Dans une note, à la page 153 de son dernier livre Le journal de Lisée. 18 mois de pouvoir, mes combats, mes passions (Éditions L’Actualité), Jean-François Lisée écrit :
« Selon une légende assez répandue, je proposerais de remplacer les principes du ‘‘français langue officielle et langue commune’’ par le concept de ‘‘prédominance du français’’. C’est faux. Je ne veux pas remplacer, mais ajouter. C’est parce que le français est langue officielle et commune que, par la force des choses, il est prédominant. Alors à quoi bon? Parce qu’il est bon d’indiquer que le français n’est pas seul : il y a les langues des Premières nations et de notre minorité anglophone. On prédomine, mais on ne vise pas éliminer les autres. Ce n’est pas sans importance, lorsqu’on est minoritaires. »
Du grand Lisée! Toujours tenter de concilier l’inconciliable, de fusionner des positions opposées!
Selon sa logique abracadabrante et alambiquée, il faudrait donc saluer la Cour Suprême qui, dans l’arrêt Ford de 1998, invalidait l’unilinguisme dans l’affichage pour le remplacer par la « nette prédominance du français », parce qu’elle « ajoutait » l’anglais au français!
Et quand il nie vouloir remplacer les principes du « français langue officielle et langue commune » par le concept de « prédominance du français », il MENT effrontément !

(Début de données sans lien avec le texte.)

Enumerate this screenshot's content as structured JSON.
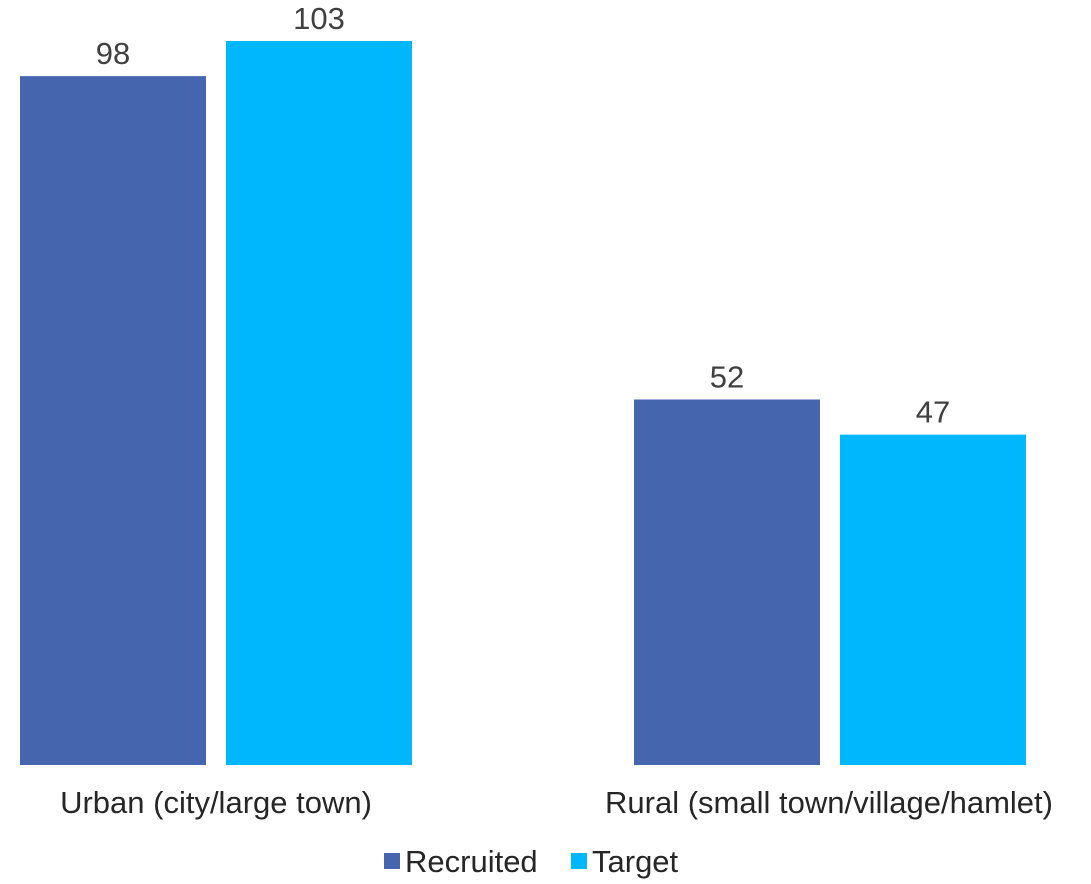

Dans son livre Sortie de secours (Boréal), publiée en 2000, il suggère de « constitutionnaliser le principe de prédominance du français dans l’affichage, pour établir cette réalité une fois pour toutes dans une future constitution québécoise ».
Dans un chapitre intitulé « La prédominance du français : un concept rassembleur collé sur le réel », il incite le gouvernement « à ajouter dorénavant à ces objectifs (de français langue officielle et langue commune) le concept-clé de prédominance du français ».
Unilinguisme ou bilinguisme?
Sur la question linguistique, il y a deux voies opposées, contradictoires et irréconciliables. D’un côté, il y a une politique linguistique qui découle de la Charte de la langue française et de ses deux principes fondamentaux : le français, langue officielle et le français, langue commune.
De l’autre, il y a une politique linguistique qui origine de l’arrêt Ford de 1988 de la Cour suprême du Canada, qui impose le principe de la « nette prédominance du français » - donc le bilinguisme – en prenant pour référence la Charte canadienne des droits, la Charte de Trudeau. Ces deux approches ne sont pas interchangeables. Il faut donc choisir sa Charte.
Rappel historique
En décembre 1988, la Cour suprême du Canada invalidait l’article de la Charte de la langue française sur l’affichage. La Cour, par l’arrêt Ford de 1988, statue que la notion de liberté d’expression comprend les messages commerciaux et que l’interdiction d’employer une autre langue que le français est incompatible avec le droit à l’égalité garanti par les chartes.
Cependant, magnanime, la Cour considère comme justifié le fait d’exiger la présence du français dans la publicité commerciale et les raisons sociales. Elle affirme même que l’exigence de la nette prédominance du français serait juridiquement et constitutionnellement admissible.
Le Québec français se souleva d’un bloc contre ce jugement. Manifestations et assemblées se succédèrent. Les locaux d’Alliance Québec furent incendiés. Sous la pression populaire, le gouvernement Bourassa fait adopter, en décembre 1988, la loi 178.